Thorens Goumaz Adèle · Nationalrat · Waadt · Grüne Fraktion · 2008-09-25
Wortprotokoll
Au nom de la minorité de la commission, je vous recommande de donner suite à cette initiative parlementaire. Cette initiative répond à un véritable problème contre lequel nous ne disposons pas d'instruments adéquats à ce jour. Certes, les prêteurs sont contraints d'examiner la capacité de leurs clients à contracter un crédit, mais, nous l'avons vu, ce garde-fou est très insuffisant. Aujourd'hui, 30 pour cent de la population suisse sont touchés par l'endettement. Parmi ces personnes se trouve un grand nombre de jeunes et de familles vulnérables soumis à un risque de surendettement permanent. C'est alors à la collectivité publique d'en assumer le coût si ces personnes doivent être prises en charge suite à un acte de défaut de biens ou à une faillite personnelle.
L'initiative parlementaire John-Calame propose un instrument qui a fait ses preuves puisqu'il est appliqué avec succès depuis des années dans le canton de Neuchâtel. Il s'agit d'une mesure proportionnée qui ne se limite pas à un simple soutien financier. Il faut savoir que l'aide issue du fonds de désendettement n'est pas apportée automatiquement et sans contrepartie aux personnes qui en bénéficient; elle est soumise à des conditions très précises. Il s'agit tout d'abord de prêts destinés à rompre le cercle vicieux de l'endettement, et non de dons. Un taux d'intérêt actuellement de 2 pour cent est d'ailleurs réclamé au débiteur à la fin du remboursement. Ces prêts sont prioritairement destinés à des familles. Ils ne sont accordés que dans la mesure où, sans eux, l'endettement est impossible à éliminer et où aucune autre solution ne pourrait être envisagée.
Enfin, les demandes de prêt ne peuvent être présentées que par l'intermédiaire d'un service social reconnu. En effet, le débiteur doit impérativement être engagé dans un processus de désendettement sérieux et encadré depuis au moins six mois. Le même service social s'occupera du dossier jusqu'au remboursement complet de la dette, maintenant ainsi un suivi régulier avec le débiteur. Les résultats positifs de cette démarche sont le fruit de la volonté d'encadrer les personnes surendettées dans leur parcours vers le désendettement, et non pas simplement de rembourser leurs dettes sans rien exiger en retour.

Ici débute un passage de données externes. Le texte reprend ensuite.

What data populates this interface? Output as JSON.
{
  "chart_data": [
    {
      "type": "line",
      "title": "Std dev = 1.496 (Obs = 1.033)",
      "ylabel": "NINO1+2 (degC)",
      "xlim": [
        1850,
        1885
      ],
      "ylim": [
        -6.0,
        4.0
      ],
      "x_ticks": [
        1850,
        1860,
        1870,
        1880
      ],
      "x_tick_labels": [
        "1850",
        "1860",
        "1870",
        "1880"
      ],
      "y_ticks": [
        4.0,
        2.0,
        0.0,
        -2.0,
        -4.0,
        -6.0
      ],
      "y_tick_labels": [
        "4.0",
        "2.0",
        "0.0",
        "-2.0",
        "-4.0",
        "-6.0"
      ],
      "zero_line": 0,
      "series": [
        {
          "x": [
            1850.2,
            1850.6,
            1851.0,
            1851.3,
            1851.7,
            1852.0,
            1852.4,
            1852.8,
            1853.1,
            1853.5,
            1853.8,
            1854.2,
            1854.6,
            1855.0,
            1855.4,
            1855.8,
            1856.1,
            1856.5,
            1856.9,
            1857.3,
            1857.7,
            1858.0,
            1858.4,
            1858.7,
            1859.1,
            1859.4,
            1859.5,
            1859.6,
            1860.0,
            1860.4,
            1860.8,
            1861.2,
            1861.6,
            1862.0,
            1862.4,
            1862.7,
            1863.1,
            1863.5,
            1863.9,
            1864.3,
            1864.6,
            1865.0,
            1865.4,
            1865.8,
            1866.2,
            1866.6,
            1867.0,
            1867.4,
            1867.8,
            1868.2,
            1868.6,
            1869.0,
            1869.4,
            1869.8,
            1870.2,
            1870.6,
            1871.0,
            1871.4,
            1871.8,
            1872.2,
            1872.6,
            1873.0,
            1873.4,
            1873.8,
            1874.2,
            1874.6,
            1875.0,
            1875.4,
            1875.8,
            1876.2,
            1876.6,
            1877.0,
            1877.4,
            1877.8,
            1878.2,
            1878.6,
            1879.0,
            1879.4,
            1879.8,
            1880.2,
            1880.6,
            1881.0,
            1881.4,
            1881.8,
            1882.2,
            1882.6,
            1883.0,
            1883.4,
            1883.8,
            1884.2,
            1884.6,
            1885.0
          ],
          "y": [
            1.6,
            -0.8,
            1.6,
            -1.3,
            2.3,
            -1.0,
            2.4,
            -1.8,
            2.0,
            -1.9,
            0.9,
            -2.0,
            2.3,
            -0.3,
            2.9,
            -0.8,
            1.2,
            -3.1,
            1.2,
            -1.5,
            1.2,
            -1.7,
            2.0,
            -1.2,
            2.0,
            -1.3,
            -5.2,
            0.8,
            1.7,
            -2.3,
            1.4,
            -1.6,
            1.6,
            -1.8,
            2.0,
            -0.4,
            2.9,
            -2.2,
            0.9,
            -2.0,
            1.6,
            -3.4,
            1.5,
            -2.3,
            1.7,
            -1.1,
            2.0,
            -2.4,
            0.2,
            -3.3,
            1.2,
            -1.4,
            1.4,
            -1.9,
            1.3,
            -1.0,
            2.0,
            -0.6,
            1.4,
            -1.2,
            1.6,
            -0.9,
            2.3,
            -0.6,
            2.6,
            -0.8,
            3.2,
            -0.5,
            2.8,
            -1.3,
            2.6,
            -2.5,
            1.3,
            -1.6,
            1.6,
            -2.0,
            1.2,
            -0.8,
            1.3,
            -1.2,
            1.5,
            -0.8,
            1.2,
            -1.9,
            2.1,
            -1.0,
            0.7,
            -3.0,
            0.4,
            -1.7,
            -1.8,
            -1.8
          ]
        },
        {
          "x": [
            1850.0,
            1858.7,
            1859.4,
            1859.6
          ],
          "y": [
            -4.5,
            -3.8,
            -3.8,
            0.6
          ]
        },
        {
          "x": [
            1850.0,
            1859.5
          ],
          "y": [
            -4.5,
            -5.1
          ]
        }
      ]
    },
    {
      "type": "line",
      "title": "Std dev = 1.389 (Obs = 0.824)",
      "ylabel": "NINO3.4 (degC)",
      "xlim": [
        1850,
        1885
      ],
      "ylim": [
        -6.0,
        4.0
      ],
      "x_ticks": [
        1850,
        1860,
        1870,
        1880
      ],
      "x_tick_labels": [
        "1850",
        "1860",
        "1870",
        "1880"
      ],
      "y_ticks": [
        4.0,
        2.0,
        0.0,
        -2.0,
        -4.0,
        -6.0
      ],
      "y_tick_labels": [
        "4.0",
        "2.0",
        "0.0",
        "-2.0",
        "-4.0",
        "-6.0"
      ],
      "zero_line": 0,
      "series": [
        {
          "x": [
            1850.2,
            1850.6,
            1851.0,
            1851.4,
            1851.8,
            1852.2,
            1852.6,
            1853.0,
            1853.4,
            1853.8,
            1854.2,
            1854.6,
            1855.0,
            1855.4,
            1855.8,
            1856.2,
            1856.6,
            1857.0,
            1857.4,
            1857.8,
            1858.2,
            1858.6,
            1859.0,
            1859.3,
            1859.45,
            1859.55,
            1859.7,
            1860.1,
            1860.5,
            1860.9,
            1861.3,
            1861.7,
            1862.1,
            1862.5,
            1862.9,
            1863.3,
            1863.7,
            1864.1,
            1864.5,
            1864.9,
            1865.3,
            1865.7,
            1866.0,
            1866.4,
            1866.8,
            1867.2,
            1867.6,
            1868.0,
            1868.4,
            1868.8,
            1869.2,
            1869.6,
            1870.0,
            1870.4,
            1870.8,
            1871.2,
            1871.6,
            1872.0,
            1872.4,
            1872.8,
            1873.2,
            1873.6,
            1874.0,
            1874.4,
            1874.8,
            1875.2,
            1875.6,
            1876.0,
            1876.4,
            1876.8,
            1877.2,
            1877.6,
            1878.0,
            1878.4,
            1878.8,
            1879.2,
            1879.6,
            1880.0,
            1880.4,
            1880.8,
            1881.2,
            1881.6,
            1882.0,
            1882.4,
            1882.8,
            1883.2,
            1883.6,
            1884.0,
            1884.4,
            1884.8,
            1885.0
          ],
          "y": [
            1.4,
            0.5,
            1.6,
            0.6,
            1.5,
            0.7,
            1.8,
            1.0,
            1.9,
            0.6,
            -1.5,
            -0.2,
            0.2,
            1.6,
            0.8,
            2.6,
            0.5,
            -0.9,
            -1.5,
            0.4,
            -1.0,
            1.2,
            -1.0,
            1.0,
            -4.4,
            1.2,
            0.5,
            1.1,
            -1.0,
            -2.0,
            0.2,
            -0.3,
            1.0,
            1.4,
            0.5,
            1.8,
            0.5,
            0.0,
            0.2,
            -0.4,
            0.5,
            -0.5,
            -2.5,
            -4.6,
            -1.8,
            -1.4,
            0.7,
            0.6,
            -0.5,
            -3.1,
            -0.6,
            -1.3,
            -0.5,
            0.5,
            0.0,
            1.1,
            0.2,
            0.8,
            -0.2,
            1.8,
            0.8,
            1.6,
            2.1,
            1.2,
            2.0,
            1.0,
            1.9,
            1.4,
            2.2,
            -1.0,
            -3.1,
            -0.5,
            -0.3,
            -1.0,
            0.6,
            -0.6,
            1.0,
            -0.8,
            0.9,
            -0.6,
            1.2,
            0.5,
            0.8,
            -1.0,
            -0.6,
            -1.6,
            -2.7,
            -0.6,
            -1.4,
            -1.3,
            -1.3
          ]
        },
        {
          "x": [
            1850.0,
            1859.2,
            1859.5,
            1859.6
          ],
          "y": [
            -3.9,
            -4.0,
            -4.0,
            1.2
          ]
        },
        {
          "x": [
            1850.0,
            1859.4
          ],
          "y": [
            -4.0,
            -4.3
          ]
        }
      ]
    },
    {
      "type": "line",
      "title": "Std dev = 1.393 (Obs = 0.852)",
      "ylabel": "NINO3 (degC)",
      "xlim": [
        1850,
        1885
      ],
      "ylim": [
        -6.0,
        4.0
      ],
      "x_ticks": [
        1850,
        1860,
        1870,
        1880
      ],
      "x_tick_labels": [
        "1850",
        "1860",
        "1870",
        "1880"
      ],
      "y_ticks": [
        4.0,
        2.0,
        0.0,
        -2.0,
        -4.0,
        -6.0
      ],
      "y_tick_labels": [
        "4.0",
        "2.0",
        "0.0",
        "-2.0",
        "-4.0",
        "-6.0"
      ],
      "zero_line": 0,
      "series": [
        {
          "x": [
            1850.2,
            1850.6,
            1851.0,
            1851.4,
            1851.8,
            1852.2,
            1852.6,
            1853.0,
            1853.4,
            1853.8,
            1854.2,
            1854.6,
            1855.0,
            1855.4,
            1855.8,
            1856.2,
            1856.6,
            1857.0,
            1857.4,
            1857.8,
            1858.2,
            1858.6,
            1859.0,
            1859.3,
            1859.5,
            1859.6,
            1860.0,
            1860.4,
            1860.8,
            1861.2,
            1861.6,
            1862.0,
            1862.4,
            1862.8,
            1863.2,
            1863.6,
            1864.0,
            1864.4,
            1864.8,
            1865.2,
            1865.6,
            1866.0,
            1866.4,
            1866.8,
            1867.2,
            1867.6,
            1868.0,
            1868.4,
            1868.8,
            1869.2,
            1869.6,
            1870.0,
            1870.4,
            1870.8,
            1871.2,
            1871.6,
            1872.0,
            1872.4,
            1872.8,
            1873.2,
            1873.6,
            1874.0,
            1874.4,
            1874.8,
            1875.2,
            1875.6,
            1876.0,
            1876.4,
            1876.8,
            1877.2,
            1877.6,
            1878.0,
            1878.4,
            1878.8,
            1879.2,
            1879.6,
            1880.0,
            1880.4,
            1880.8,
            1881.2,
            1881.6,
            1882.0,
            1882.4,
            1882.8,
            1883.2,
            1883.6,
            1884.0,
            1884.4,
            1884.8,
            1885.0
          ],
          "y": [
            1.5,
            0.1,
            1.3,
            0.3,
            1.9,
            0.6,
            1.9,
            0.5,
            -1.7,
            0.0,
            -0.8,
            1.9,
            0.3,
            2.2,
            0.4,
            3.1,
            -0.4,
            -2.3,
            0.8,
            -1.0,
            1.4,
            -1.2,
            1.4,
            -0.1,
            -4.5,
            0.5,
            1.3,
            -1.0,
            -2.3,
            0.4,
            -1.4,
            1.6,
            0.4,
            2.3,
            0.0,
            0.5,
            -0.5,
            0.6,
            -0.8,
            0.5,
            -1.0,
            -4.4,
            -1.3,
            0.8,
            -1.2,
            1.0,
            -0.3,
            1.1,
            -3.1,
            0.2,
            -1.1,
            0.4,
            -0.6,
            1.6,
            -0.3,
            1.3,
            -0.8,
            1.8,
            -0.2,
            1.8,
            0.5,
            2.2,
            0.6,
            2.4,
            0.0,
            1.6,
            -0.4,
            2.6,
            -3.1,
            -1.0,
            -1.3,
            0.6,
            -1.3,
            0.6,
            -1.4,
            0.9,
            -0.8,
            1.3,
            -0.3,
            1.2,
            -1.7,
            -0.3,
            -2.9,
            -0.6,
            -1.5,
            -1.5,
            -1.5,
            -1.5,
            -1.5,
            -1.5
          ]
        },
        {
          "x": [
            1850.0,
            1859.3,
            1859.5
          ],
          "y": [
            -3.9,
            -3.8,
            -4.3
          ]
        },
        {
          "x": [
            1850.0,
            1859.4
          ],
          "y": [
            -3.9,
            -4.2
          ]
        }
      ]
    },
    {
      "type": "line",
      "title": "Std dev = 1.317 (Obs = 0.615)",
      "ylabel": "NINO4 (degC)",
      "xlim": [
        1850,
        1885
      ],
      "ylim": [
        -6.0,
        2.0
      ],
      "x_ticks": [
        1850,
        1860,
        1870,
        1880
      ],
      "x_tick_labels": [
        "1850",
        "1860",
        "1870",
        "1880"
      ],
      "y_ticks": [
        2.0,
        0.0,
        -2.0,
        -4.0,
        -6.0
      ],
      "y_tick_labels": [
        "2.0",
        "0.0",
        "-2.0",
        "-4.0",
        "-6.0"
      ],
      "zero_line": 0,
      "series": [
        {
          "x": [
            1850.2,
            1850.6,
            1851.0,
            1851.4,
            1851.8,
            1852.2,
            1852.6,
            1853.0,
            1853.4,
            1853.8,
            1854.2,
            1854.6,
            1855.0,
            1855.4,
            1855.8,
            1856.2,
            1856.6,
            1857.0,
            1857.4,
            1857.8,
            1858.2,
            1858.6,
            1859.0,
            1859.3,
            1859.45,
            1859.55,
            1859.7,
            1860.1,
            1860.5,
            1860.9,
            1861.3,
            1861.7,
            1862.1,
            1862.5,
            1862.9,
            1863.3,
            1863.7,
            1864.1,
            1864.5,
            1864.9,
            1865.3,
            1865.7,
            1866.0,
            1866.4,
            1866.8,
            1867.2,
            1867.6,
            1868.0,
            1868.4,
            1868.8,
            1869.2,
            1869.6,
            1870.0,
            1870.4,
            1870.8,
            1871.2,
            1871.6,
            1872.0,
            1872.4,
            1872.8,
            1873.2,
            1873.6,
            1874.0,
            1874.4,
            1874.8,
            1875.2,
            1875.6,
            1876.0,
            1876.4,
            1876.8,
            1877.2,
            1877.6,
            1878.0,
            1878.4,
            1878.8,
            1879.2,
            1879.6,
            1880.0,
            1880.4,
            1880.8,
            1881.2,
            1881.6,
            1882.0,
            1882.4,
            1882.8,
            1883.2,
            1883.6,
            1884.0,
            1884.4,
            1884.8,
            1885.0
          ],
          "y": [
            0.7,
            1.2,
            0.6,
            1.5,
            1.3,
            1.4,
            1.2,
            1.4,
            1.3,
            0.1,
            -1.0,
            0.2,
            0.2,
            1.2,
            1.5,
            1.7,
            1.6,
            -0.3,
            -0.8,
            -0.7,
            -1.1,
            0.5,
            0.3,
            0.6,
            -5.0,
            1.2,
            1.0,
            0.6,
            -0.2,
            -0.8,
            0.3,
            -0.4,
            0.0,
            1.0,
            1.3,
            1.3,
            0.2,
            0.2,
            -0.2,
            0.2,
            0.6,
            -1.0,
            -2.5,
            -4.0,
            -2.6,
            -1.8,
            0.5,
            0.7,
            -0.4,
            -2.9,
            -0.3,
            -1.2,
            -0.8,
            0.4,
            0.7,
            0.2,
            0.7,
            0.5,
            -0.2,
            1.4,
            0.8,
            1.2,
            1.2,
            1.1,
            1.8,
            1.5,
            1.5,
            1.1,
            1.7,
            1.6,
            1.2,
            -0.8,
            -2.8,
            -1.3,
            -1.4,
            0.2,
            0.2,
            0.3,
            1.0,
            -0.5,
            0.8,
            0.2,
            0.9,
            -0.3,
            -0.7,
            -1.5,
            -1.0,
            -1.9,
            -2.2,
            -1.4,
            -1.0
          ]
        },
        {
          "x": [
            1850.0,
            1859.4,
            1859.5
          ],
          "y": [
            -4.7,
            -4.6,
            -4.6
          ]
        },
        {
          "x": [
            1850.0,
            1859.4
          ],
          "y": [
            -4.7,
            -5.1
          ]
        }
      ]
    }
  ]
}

Le système de fonds de désendettement est enfin fondamentalement équitable, puisque celui-ci est nourri par un prélèvement sur la transaction liée aux opérations de crédit. Ce n'est donc pas la collectivité publique qui est mise à contribution; ce sont ceux par qui le surendettement survient qui sont mis à contribution. Je l'ai dit, ce sont en principe les prêteurs qui devraient être attentifs à la capacité de remboursement de leurs débiteurs. Dans la mesure où ils ne le font que de manière très insatisfaisante, il est parfaitement normal qu'ils contribuent à soulager la collectivité des charges liées au surendettement des membres les plus vulnérables de la population.
Au nom de la minorité de la commission, je vous demande dès lors de donner suite à l'initiative parlementaire John-Calame.